でも実際には許可を得ずこっそりと散骨しているのが現状のようです。
もちろん散骨した場所に目印(墓標)などをおくのは
その時点でお墓になってしまうので違法になります。
近くに人が住んでいたりなど、トラブルになることもありますから
気軽には散骨できないです。
もし故人が山が大好きで、どうしても山に散骨を願ってたなら
地域の条例をしっかり確認し
細かくパウダー状にした遺骨を
誰にも迷惑をかけない場所を見つけて
少量だけこっそりまくことになります。
あまり気持ちが晴れそうにもないかもと思う場合は
山の中にある静かな霊園の樹木葬に収めてあげてもいいかもしれませんね。
遺骨をパウダー状にするには、粉骨専門業者に依頼するのがおすすめです。
海に散骨について
海に散骨については
同じく墓地埋葬法には散骨は触れないとのことなのですが
厚生労働省のホームページに散骨事業者向けにガイドラインが記載されており
一般社団法人 全国海洋散骨船協会や、一般社団法人日本海洋散骨協会という団体もあって
トラブルや環境問題に配慮した独自のガイドラインというのも定められています。
このような協会に所属する、海洋散骨を行っている業者に任せれば
安心して海に散骨することができます。
厚生労働省が2021年に公表した散骨に関するガイドライン
〜散骨に関するガイドライン(散骨事業者向け)〜
厚生労働省HPより引用(抜粋)
- 散骨事業者に関する事項 -
1.法令等の遵守
2.散骨を行う場所 ①陸上の場合 あらかじめ特定した区域 ②海洋の場合 海岸から一定の距離以上離れた海域
3.焼骨の形状 焼骨は、その形状を視認できないよう粉状に砕くこと。
4.関係者への配慮 地域住民、周辺の土地所有者、漁業者等の関係者の利益、宗教感情等を害することのないよう、十分に配慮すること。
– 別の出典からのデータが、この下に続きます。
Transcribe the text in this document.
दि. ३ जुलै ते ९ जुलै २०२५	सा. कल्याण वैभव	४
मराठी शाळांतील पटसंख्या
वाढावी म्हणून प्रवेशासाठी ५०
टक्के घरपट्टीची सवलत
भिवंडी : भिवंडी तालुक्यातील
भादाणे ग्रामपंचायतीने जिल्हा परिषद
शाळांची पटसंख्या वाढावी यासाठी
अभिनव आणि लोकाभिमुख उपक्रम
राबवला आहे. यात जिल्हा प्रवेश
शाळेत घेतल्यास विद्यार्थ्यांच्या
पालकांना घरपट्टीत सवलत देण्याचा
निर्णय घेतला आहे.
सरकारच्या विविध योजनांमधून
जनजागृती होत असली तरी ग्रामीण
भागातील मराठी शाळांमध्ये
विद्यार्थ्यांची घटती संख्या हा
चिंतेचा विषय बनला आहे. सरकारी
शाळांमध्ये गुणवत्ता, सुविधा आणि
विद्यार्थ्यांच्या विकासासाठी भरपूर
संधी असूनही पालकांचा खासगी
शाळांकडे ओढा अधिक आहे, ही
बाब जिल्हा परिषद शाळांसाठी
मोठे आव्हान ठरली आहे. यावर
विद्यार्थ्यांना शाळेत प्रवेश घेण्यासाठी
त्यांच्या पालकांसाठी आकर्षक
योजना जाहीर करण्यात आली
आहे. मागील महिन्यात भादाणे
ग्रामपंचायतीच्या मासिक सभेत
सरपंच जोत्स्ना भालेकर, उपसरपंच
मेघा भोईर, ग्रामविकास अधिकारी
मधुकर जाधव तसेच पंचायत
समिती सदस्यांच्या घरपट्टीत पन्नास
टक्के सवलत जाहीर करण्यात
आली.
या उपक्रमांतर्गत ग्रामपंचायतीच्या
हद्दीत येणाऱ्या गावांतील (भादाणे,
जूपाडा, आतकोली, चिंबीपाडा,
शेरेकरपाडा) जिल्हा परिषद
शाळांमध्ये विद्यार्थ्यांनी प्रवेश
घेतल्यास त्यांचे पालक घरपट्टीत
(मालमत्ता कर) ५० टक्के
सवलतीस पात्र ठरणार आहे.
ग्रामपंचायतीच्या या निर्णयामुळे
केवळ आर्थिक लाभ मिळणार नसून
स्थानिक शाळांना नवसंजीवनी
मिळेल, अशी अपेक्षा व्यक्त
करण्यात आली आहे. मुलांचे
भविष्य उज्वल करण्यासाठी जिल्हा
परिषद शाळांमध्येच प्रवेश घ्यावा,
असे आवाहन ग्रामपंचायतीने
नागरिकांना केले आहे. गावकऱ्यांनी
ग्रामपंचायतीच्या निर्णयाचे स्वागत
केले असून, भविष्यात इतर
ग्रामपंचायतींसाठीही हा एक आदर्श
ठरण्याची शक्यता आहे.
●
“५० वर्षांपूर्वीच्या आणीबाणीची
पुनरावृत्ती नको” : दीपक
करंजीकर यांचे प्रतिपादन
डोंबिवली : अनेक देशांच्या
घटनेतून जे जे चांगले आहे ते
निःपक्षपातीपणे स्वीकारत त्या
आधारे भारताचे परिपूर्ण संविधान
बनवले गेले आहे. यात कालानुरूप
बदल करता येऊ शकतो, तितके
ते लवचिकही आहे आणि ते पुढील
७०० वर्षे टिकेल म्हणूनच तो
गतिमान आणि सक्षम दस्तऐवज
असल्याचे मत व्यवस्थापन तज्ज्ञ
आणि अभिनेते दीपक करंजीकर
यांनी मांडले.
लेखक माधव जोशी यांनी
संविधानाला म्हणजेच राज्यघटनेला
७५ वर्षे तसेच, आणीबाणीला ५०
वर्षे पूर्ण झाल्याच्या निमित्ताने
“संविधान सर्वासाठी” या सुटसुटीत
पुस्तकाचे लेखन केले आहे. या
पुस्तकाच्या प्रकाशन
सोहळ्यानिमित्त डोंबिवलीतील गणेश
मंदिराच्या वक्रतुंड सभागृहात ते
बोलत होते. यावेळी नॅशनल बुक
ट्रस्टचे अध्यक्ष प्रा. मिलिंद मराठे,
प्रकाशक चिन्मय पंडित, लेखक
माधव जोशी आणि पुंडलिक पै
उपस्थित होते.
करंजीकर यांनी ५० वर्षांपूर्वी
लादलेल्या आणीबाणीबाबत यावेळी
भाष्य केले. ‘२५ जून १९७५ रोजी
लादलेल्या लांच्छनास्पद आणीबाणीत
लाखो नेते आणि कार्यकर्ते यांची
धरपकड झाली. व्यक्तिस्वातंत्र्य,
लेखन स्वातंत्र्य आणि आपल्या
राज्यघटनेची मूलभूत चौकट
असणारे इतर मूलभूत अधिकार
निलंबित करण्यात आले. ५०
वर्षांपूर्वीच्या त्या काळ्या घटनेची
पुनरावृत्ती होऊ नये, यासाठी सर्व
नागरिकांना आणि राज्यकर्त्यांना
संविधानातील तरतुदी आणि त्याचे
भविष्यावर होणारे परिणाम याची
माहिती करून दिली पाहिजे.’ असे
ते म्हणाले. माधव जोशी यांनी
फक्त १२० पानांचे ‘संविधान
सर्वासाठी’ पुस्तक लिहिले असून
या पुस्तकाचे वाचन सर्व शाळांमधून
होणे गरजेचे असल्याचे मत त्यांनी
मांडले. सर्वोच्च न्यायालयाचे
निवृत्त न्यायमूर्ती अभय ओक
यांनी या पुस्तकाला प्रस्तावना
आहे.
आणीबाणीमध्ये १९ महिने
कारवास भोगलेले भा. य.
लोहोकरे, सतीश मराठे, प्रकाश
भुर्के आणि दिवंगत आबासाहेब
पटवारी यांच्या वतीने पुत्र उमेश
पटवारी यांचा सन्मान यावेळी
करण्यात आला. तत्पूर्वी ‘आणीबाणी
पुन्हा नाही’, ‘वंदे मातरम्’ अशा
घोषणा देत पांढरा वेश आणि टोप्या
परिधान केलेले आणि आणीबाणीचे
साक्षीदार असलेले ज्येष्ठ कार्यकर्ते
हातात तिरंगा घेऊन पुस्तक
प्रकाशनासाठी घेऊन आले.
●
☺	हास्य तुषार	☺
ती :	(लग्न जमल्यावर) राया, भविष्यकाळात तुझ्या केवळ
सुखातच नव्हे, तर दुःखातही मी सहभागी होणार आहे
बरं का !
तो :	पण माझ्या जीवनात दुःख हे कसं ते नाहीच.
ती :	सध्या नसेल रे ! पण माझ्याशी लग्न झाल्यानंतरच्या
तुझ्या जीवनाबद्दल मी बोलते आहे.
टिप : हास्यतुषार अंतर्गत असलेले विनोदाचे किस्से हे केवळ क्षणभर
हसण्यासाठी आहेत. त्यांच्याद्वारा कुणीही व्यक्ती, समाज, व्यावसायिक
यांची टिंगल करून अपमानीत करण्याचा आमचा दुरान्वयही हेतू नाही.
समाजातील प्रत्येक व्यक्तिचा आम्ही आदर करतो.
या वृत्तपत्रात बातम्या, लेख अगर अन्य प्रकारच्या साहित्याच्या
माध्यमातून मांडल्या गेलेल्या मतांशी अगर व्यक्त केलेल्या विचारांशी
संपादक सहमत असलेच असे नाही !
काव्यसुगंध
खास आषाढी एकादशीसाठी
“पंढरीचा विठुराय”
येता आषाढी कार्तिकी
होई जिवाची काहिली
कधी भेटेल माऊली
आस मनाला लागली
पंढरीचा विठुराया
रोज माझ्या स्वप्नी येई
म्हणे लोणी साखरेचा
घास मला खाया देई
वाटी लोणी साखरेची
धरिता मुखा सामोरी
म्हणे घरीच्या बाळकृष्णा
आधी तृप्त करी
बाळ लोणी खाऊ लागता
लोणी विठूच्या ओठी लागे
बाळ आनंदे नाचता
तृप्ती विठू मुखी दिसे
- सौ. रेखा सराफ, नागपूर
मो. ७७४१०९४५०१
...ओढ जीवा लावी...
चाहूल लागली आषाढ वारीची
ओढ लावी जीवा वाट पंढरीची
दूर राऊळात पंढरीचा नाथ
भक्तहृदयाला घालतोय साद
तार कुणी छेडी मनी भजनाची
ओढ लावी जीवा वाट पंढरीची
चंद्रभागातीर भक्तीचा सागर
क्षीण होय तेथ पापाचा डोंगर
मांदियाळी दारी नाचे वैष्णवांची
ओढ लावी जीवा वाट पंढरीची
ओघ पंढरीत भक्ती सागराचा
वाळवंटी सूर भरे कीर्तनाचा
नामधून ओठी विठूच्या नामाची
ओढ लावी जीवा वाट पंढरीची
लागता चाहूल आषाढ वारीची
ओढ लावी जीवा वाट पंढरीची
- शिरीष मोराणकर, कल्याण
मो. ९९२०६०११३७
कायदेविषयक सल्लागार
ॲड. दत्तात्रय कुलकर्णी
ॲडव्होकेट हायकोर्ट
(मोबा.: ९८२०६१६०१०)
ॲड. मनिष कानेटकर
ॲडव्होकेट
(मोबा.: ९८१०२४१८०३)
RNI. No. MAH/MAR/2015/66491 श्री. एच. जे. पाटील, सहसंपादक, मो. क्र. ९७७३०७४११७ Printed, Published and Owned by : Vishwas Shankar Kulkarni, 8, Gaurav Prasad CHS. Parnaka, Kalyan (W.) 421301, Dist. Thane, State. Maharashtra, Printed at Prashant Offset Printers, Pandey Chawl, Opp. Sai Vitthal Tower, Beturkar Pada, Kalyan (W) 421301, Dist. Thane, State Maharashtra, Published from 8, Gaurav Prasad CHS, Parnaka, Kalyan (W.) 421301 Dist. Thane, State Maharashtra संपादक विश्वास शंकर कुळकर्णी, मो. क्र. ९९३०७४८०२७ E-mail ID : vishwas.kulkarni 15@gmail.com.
5.自然環境への配慮 プラスチック、ビニール等を原材料とする副葬品等を投下するなど、自然環境に悪影響を及ぼすような行為は行わないこと。
6.利用者との契約等 ①約款の整備 ②利用者の契約内容の選択 ③契約の終結 ④契約の解約 ⑤散骨証明書の作成、交付
7.安全の確保 ①陸上の場合 歩道、安全柵等、必要な施設の設置等② 海洋の場合 必要な教育訓練を受けた従事者及び補助者の配置、ライフジャケット等の安全装具の確保等
8.散骨の実施状況の公表 散骨事業者は、自らの散骨の実施状況(散骨の件数、散骨の場所等)を年度ごとに取 りまとめ、自社のホームページ等で公表すること。公表あるいは事業の紹介、PR においては、亡くなった人を含め、個人情報の取り扱 いには十分に配慮すること。
散骨関係団体に関する事項
(1) 散骨関係団体の役割 散骨関係団体は、会員事業者やその職員に対する研修会の開催等、散骨が適切に行われるための取組みに努めること。
(2) 散骨の実施状況の公表散骨関係団体は、会員の散骨の実施状況(散骨の件数、散骨の場所等)を年度ごとに 取りまとめ、自団体のホームページ等で公表すること。また地方公共団体の求めがあれ ば提出すること。